In the exhibition 'Really Real Reality' at Westerkadekunst in Rotterdam, Anastasia K. presents a series of oil paintings in which personal migration stories intertwine with universal questions of home, identity and connection. The exhibition, on view until 21 April, offers a glimpse into a larger body of work: 182 portraits from a series of 400, which the artist intends to complete this year.
With these paintings, Anastasia is constructing a new kind of home. Not one made of bricks or furniture, but of faces. Each portrait forms part of a network of people she has encountered since arriving in the Netherlands. Some she met on the street, others in her immediate surroundings, and still others only online. “For several years now, I’ve been contemplating the concept of home — is it a place, is it people, or is it thoughts?" she writes. "With these 400 paintings, I am constructing my new home, based on a new environment, as so much has changed over these years, and I’ve started from scratch.”
In the exhibition space, the paintings form a rhythmic pattern of equal-sized works: a wall-spanning grid of small, nearly square canvases on which eyes, noses, mouths and faces gaze back at us in close up. These portraits, expressive, vivid and unembellished, seem to show people as they truly are. Smiling, frowning or marked by fatigue, uncertainty or curiosity. Painted in oil that appears to breathe life into their faces, the works touch on something both deeply personal and recognisably human. The technique reveals the artist's classical training, while the result feels unmistakably contemporary. Her use of colour is warm and grounded in realism.

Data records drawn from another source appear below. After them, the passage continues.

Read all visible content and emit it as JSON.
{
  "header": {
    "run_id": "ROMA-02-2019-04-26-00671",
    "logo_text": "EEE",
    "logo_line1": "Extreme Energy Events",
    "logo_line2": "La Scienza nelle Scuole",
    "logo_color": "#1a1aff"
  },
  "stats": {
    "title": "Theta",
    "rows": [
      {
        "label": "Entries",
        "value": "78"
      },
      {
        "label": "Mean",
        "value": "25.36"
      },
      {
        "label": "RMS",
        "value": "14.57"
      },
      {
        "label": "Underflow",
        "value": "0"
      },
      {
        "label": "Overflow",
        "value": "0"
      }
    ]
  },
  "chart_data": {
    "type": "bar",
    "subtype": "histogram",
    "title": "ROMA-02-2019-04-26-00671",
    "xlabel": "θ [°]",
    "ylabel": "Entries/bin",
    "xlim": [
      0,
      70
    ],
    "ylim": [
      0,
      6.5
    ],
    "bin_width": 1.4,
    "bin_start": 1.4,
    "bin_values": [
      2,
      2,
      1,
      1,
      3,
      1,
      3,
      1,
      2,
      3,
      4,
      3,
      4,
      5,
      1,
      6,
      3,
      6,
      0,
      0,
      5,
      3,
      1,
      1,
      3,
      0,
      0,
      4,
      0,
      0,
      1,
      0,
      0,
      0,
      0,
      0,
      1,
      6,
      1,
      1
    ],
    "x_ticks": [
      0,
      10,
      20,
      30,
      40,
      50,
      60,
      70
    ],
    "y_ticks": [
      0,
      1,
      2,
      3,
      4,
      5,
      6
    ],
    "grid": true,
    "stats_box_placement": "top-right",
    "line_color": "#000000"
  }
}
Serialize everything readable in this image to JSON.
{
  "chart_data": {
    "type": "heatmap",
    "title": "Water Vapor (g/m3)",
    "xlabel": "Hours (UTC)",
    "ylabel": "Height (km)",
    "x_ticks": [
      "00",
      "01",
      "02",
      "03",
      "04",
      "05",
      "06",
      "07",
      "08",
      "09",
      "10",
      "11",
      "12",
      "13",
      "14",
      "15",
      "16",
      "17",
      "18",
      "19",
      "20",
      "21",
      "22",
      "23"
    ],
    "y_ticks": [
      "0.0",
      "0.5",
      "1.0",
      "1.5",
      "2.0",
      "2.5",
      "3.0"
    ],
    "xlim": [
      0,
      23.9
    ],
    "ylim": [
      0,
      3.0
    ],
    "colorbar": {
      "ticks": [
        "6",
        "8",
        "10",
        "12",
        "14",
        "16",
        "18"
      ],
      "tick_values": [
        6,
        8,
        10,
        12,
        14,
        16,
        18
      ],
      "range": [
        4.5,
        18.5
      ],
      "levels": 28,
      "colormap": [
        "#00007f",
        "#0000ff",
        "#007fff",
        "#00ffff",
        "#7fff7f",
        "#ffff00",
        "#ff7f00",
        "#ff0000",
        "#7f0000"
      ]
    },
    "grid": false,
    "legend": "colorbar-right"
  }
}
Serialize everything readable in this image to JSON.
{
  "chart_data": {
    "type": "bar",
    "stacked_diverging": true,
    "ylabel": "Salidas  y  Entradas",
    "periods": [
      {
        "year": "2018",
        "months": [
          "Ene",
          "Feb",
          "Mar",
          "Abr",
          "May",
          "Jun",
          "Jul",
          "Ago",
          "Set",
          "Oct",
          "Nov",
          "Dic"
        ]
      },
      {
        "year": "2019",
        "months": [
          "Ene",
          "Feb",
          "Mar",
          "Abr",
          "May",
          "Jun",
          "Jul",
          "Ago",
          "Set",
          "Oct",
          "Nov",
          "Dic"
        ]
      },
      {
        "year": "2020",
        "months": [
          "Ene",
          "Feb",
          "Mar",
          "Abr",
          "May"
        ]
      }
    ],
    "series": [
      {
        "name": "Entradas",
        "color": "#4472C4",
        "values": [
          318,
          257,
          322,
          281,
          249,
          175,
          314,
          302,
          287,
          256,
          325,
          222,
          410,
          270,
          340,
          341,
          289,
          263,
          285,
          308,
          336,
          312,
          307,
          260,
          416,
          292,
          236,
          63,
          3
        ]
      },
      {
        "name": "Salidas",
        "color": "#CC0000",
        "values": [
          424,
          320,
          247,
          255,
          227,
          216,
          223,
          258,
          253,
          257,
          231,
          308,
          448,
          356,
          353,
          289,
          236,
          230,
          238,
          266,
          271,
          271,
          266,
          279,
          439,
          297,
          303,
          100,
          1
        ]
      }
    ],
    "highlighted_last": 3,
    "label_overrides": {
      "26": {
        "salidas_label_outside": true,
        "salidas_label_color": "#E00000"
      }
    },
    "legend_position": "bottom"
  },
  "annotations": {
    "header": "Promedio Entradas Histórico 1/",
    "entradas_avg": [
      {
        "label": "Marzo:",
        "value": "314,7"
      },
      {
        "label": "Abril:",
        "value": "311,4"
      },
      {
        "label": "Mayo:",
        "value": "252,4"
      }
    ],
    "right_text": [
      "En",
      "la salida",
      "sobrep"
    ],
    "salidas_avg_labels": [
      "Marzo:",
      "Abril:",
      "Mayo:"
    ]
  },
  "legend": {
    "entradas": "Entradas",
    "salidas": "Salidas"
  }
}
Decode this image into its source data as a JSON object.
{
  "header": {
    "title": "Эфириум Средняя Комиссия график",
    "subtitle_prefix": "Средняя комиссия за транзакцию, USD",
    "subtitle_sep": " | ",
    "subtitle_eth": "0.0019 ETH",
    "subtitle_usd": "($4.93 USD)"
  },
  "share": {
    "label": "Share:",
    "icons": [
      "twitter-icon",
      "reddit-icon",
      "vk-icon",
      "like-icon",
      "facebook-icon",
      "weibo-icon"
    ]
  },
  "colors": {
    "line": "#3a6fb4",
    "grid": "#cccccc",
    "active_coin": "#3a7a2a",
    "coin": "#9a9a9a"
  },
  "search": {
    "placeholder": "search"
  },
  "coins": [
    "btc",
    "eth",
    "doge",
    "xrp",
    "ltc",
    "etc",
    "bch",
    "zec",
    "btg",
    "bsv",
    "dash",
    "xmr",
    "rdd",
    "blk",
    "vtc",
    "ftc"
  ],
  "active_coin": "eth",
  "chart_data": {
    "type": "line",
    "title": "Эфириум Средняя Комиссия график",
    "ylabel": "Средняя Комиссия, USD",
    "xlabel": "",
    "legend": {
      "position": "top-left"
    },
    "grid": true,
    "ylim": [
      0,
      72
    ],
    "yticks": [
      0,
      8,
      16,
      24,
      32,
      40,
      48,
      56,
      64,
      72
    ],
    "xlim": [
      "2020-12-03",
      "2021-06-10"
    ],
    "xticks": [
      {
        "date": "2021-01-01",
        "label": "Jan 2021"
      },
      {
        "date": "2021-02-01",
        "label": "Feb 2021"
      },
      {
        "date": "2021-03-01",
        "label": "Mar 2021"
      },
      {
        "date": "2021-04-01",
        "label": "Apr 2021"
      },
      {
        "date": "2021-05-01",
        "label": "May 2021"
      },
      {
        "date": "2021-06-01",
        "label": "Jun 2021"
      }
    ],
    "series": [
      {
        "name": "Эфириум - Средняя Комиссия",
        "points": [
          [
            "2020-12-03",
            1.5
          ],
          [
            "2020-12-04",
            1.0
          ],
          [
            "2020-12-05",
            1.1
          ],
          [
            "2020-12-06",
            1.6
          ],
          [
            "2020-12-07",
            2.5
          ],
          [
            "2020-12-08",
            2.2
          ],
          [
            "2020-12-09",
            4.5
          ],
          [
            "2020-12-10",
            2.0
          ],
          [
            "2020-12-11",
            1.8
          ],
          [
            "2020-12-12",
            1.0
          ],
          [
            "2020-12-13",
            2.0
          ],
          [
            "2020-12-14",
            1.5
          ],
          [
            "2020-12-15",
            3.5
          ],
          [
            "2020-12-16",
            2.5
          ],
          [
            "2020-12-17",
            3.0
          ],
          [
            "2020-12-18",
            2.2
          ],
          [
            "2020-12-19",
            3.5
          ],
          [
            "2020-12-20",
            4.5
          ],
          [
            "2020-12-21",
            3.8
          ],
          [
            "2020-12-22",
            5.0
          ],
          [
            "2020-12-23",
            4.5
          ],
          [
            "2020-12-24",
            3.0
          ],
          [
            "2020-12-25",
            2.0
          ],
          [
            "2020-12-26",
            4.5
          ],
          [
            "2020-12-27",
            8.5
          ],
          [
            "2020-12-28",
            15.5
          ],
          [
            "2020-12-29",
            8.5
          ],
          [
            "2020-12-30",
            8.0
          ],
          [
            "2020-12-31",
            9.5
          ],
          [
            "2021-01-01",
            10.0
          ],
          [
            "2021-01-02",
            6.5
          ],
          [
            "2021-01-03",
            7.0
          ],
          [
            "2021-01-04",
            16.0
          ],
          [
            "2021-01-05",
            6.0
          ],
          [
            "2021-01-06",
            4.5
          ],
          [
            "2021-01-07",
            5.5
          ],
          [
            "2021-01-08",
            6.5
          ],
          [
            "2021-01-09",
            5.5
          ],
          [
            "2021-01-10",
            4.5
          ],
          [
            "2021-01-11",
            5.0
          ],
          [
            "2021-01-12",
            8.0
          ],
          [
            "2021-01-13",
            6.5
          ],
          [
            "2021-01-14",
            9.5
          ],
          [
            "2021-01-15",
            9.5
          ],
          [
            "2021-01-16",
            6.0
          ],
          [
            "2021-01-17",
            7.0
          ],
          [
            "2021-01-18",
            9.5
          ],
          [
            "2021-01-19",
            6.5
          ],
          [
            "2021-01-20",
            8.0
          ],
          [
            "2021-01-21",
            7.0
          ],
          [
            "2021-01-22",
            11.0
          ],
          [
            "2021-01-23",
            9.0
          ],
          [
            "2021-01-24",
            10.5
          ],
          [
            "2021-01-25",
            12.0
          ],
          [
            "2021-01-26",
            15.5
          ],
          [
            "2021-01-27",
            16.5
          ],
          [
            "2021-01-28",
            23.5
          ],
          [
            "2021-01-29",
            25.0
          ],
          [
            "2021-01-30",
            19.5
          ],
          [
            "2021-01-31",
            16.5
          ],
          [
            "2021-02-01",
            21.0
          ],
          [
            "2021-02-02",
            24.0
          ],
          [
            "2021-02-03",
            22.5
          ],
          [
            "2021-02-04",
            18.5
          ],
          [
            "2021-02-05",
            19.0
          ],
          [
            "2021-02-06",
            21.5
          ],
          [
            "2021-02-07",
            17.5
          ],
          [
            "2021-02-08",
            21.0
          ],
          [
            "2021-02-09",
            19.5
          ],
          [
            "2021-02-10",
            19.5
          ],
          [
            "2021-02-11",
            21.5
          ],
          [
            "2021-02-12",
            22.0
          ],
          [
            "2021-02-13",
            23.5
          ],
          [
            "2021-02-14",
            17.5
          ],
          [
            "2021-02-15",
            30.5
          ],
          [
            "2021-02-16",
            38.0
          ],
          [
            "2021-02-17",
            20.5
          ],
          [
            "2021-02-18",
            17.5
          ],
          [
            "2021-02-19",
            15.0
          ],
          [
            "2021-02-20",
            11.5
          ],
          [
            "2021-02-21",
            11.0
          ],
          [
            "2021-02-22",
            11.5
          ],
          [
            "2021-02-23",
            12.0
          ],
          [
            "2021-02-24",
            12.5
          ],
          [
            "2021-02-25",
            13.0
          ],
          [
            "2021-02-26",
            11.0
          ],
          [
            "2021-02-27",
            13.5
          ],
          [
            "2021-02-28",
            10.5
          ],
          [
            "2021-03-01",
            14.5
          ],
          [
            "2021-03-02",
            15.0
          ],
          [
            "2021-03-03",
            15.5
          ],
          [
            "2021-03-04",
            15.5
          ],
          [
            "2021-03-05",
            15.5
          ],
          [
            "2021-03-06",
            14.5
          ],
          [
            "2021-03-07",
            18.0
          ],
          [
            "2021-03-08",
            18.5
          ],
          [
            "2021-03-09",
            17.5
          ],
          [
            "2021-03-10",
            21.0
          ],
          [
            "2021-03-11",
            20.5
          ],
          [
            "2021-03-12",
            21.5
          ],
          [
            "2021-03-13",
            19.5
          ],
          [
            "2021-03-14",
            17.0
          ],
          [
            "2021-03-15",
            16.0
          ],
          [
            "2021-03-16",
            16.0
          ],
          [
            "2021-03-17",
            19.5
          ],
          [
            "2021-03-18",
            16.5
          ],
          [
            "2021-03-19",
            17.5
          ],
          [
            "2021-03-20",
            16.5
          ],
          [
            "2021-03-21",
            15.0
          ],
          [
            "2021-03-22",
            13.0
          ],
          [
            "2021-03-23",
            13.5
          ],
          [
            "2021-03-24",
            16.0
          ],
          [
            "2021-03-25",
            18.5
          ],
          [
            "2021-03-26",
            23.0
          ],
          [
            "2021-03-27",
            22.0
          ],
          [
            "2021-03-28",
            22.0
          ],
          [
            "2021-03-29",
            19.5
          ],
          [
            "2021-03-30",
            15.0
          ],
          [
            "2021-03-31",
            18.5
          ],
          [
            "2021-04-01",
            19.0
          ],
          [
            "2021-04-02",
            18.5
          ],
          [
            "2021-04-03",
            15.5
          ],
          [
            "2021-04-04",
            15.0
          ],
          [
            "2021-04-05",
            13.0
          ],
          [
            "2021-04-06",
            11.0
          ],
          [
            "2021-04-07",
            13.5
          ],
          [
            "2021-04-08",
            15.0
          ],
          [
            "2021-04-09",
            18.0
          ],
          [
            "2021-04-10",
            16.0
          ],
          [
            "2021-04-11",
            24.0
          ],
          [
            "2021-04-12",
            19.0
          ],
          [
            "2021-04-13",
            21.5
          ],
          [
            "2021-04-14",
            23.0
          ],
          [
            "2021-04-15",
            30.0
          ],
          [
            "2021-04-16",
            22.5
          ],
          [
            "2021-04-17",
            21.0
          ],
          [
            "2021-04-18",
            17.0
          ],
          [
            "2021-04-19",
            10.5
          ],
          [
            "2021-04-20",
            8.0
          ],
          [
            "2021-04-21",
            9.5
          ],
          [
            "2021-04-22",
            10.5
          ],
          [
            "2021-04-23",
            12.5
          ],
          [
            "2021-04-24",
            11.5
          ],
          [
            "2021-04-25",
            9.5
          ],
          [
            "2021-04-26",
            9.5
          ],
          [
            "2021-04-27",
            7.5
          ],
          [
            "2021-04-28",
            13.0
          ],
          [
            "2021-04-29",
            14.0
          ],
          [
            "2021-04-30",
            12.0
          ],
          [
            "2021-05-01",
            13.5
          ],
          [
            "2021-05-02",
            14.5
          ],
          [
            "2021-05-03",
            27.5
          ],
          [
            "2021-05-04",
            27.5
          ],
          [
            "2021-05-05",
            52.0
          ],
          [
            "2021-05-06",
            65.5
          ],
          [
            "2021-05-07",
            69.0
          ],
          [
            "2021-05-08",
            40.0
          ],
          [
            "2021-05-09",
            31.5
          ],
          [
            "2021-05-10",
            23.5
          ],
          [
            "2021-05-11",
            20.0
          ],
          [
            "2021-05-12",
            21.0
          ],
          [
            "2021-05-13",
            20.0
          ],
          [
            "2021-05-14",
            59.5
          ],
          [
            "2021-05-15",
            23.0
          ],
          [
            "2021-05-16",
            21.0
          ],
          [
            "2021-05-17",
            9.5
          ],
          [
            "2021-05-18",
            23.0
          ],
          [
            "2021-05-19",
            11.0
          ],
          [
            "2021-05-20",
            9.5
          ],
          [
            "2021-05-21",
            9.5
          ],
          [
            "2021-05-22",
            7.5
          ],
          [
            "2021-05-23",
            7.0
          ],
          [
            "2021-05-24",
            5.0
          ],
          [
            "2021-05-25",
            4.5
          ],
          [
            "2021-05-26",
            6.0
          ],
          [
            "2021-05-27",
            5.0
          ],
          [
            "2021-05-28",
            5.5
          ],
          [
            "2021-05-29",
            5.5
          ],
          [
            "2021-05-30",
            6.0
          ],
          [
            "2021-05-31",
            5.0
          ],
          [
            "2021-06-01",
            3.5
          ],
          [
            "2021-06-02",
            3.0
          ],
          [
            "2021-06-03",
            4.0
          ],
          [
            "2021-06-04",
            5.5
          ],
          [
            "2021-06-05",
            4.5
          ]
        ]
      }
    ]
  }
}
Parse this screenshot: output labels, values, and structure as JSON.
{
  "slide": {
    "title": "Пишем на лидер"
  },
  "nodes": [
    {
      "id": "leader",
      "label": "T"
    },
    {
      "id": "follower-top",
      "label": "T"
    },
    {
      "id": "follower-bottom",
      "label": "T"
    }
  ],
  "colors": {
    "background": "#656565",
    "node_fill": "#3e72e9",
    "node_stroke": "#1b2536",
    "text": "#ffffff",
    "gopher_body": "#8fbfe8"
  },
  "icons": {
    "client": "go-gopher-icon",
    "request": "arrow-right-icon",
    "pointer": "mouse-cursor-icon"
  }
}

Some faces are painted from extreme angles, with exaggerated foreheads or swollen noses, as if frozen mid-pose during a video call. These works belong to the parallel series "Unreal Real Reality", in which the artist depicts loved ones who are physically far away but remain digitally close. Anastasia explains: “It’s a series about people who make up my virtual present. These are the loved ones who live thousands of kilometers away and whom I’ve known only online for a long time. They are real, the same as I’ve always known them, but they cannot be touched or embraced. We can only meet online, talk to each other, and see their funny faces from strange angles, speaking through our phones.” In some of these paintings, the artist turns the gaze on herself, presenting self-portraits from the alienating perspective of a front-facing camera. In a world where digital communication sometimes replaces physical contact, new forms of intimacy and estrangement emerge at once.
The contrast between the two series – those she met in person and those who exist only on screen – reinforces the underlying theme of migration. What does it mean to feel at home when parts of your life remain anchored thousands of kilometres away? What does it mean to start over? And to what extent does your environment shape your identity, or do you inevitably carry your history with you?
Anastasia K.’s practice is fuelled by a deep engagement with history, war and psychology. She is particularly drawn to questions of identity and the fragile boundary between external influence and personal agency – the ability to steer one’s own life, independent of the forces that have shaped it. To what extent can a person truly make their own choices, free from the influences of family, culture or societal structures? How much of our life is decided by ourselves?